Helen Suzman, a celebrated South African MP and anti-apartheid campaigner, has died at the age of 91.

Mrs Suzman, a member of parliament first for the opposition United Party and later the Progressive Party, was an outspoken critic of apartheid.

For 13 years, Mrs Suzman, the daughter of Jewish Lithuanian immigrants, was the only MP to openly condemn South Africa's whites-only apartheid regime.

She was made an honorary dame by the Queen in 1989.

She was also twice-nominated for the Nobel Peace Prize.

The family plans to follow a private funeral this weekend with a public memorial in February, the SAPA news agency reported.

Mandela supporter

The former MP, who had been in a frail condition recently, died at her home in Johannesburg early on Thursday.

Archbishop Desmond Tutu said his country owed her an enormous debt in the struggle against apartheid.

"She really was indomitable," he said.

Nelson Mandela Foundation chief executive Achmat Dangor told the Associated Press news agency that she was a "great patriot and a fearless fighter against apartheid".

Mrs Suzman, who first entered the South African parliament in 1953, was a thorn in the side of the apartheid regime, says the BBC's Peter Biles, in Johannesburg.

She was a frequent visitor of jailed African National Congress (ANC) leader Nelson Mandela when he was held on Robben Island prison for 18 years.

Helen Suzman in 1999
Mrs Suzman campaigned against the cruelty of South Africa's race laws

Mr Mandela wrote of her in his biography: "It was an odd and wonderful sight to see this courageous woman peering into our cells and strolling around our courtyard. She was the first and only woman ever to grace our cells."

Former President PW Botha once referred to her as a "vicious little cat". For her part, she said that if he were a woman, "he would arrive in parliament on a broomstick".

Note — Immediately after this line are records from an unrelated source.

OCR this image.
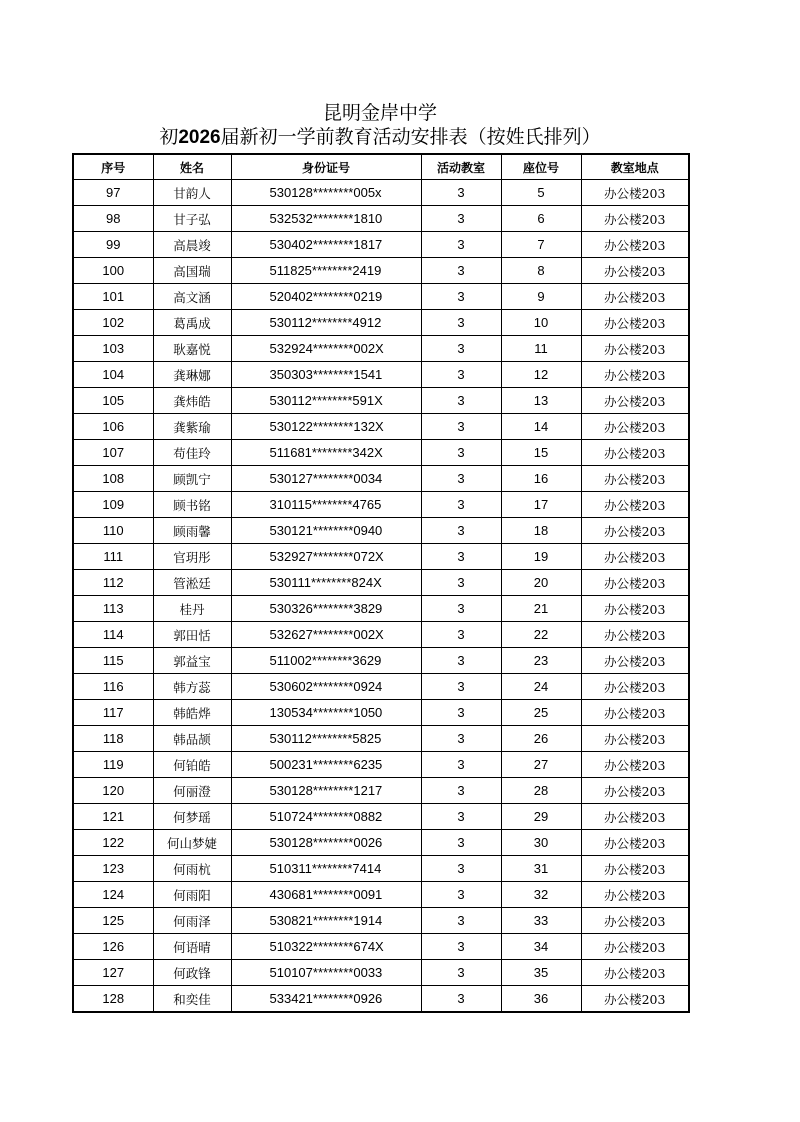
昆明金岸中学
初2026届新初一学前教育活动安排表（按姓氏排列）
序号	姓名	身份证号	活动教室	座位号	教室地点
97	甘韵人	530128********005x	3	5	办公楼203
98	甘子弘	532532********1810	3	6	办公楼203
99	高晨竣	530402********1817	3	7	办公楼203
100	高国瑞	511825********2419	3	8	办公楼203
101	高文涵	520402********0219	3	9	办公楼203
102	葛禹成	530112********4912	3	10	办公楼203
103	耿嘉悦	532924********002X	3	11	办公楼203
104	龚琳娜	350303********1541	3	12	办公楼203
105	龚炜皓	530112********591X	3	13	办公楼203
106	龚紫瑜	530122********132X	3	14	办公楼203
107	苟佳玲	511681********342X	3	15	办公楼203
108	顾凯宁	530127********0034	3	16	办公楼203
109	顾书铭	310115********4765	3	17	办公楼203
110	顾雨馨	530121********0940	3	18	办公楼203
111	官玥彤	532927********072X	3	19	办公楼203
112	管淞廷	530111********824X	3	20	办公楼203
113	桂丹	530326********3829	3	21	办公楼203
114	郭田恬	532627********002X	3	22	办公楼203
115	郭益宝	511002********3629	3	23	办公楼203
116	韩方蕊	530602********0924	3	24	办公楼203
117	韩皓烨	130534********1050	3	25	办公楼203
118	韩品颉	530112********5825	3	26	办公楼203
119	何铂皓	500231********6235	3	27	办公楼203
120	何丽澄	530128********1217	3	28	办公楼203
121	何梦瑶	510724********0882	3	29	办公楼203
122	何山梦婕	530128********0026	3	30	办公楼203
123	何雨杭	510311********7414	3	31	办公楼203
124	何雨阳	430681********0091	3	32	办公楼203
125	何雨泽	530821********1914	3	33	办公楼203
126	何语晴	510322********674X	3	34	办公楼203
127	何政锋	510107********0033	3	35	办公楼203
128	和奕佳	533421********0926	3	36	办公楼203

Despite her frailty in recent years, Mrs Suzman, who stepped down from parliament in 1989, continued to speak out against what she saw as the failings of South Africa's post-apartheid ANC administration.

Mrs Suzman was born in Germiston, Gauteng, on 7 November 1917 to Jewish Lithuanian immigrants.

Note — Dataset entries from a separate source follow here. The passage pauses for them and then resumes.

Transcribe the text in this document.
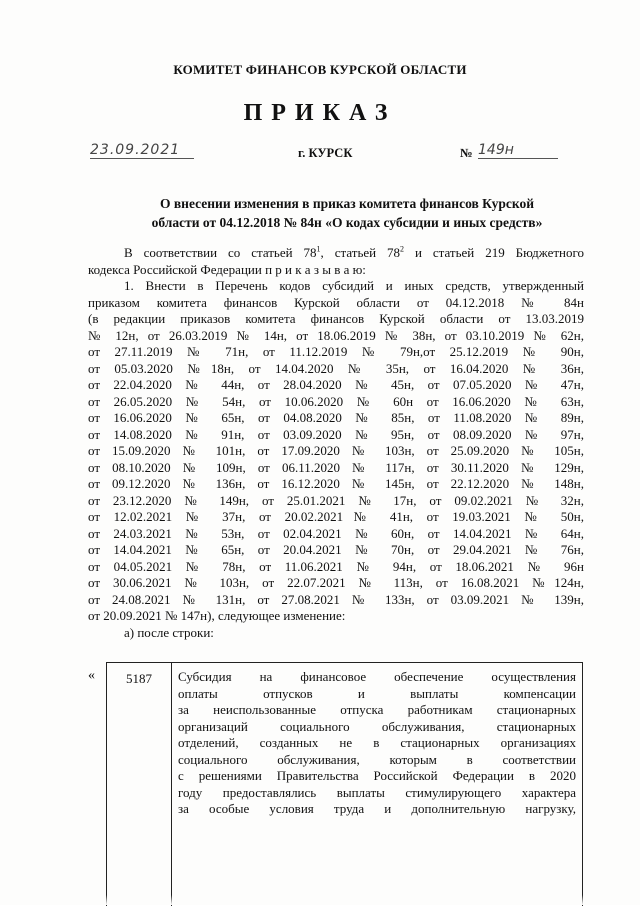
КОМИТЕТ ФИНАНСОВ КУРСКОЙ ОБЛАСТИ
ПРИКАЗ
23.09.2021	г. КУРСК	№ 149н
О внесении изменения в приказ комитета финансов Курской
области от 04.12.2018 № 84н «О кодах субсидии и иных средств»

В соответствии со статьей $78^1$, статьей $78^2$ и статьей 219 Бюджетного

кодекса Российской Федерации п р и к а з ы в а ю:

1. Внести в Перечень кодов субсидий и иных средств, утвержденный

приказом комитета финансов Курской области от 04.12.2018 № 84н

(в редакции приказов комитета финансов Курской области от 13.03.2019

№ 12н, от 26.03.2019 № 14н, от 18.06.2019 № 38н, от 03.10.2019 № 62н,

от 27.11.2019 № 71н, от 11.12.2019 № 79н,от 25.12.2019 № 90н,

от 05.03.2020 №18н, от 14.04.2020 № 35н, от 16.04.2020 № 36н,

от 22.04.2020 № 44н, от 28.04.2020 № 45н, от 07.05.2020 № 47н,

от 26.05.2020 № 54н, от 10.06.2020 № 60н от 16.06.2020 № 63н,

от 16.06.2020 № 65н, от 04.08.2020 № 85н, от 11.08.2020 № 89н,

от 14.08.2020 № 91н, от 03.09.2020 № 95н, от 08.09.2020 № 97н,

от 15.09.2020 № 101н, от 17.09.2020 № 103н, от 25.09.2020 № 105н,

от 08.10.2020 № 109н, от 06.11.2020 № 117н, от 30.11.2020 № 129н,

от 09.12.2020 № 136н, от 16.12.2020 № 145н, от 22.12.2020 № 148н,

от 23.12.2020 № 149н, от 25.01.2021 № 17н, от 09.02.2021 № 32н,

от 12.02.2021 № 37н, от 20.02.2021№ 41н, от 19.03.2021 № 50н,

от 24.03.2021 № 53н, от 02.04.2021 № 60н, от 14.04.2021 № 64н,

от 14.04.2021 № 65н, от 20.04.2021 № 70н, от 29.04.2021 № 76н,

от 04.05.2021 № 78н, от 11.06.2021 № 94н, от 18.06.2021 № 96н

от 30.06.2021 № 103н, от 22.07.2021 № 113н, от 16.08.2021 №124н,

от 24.08.2021 № 131н, от 27.08.2021 № 133н, от 03.09.2021 № 139н,

от 20.09.2021 № 147н), следующее изменение:

а) после строки:

«	5187	Субсидия на финансовое обеспечение осуществления

оплаты отпусков и выплаты компенсации

за неиспользованные отпуска работникам стационарных

организаций социального обслуживания, стационарных

отделений, созданных не в стационарных организациях

социального обслуживания, которым в соответствии

с решениями Правительства Российской Федерации в 2020

году предоставлялись выплаты стимулирующего характера

за особые условия труда и дополнительную нагрузку,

In 1937, at the age of 19, she married doctor Moses Meyer Suzman. The couple later had two daughters.

Mrs Suzman received honorary doctorates from leading universities across the globe, including Oxford, Cambridge, Columbia (New York), Harvard, Witwatersrand and Cape Town.

She was also awarded an honorary Fellowship of the London School of Economics (LSE).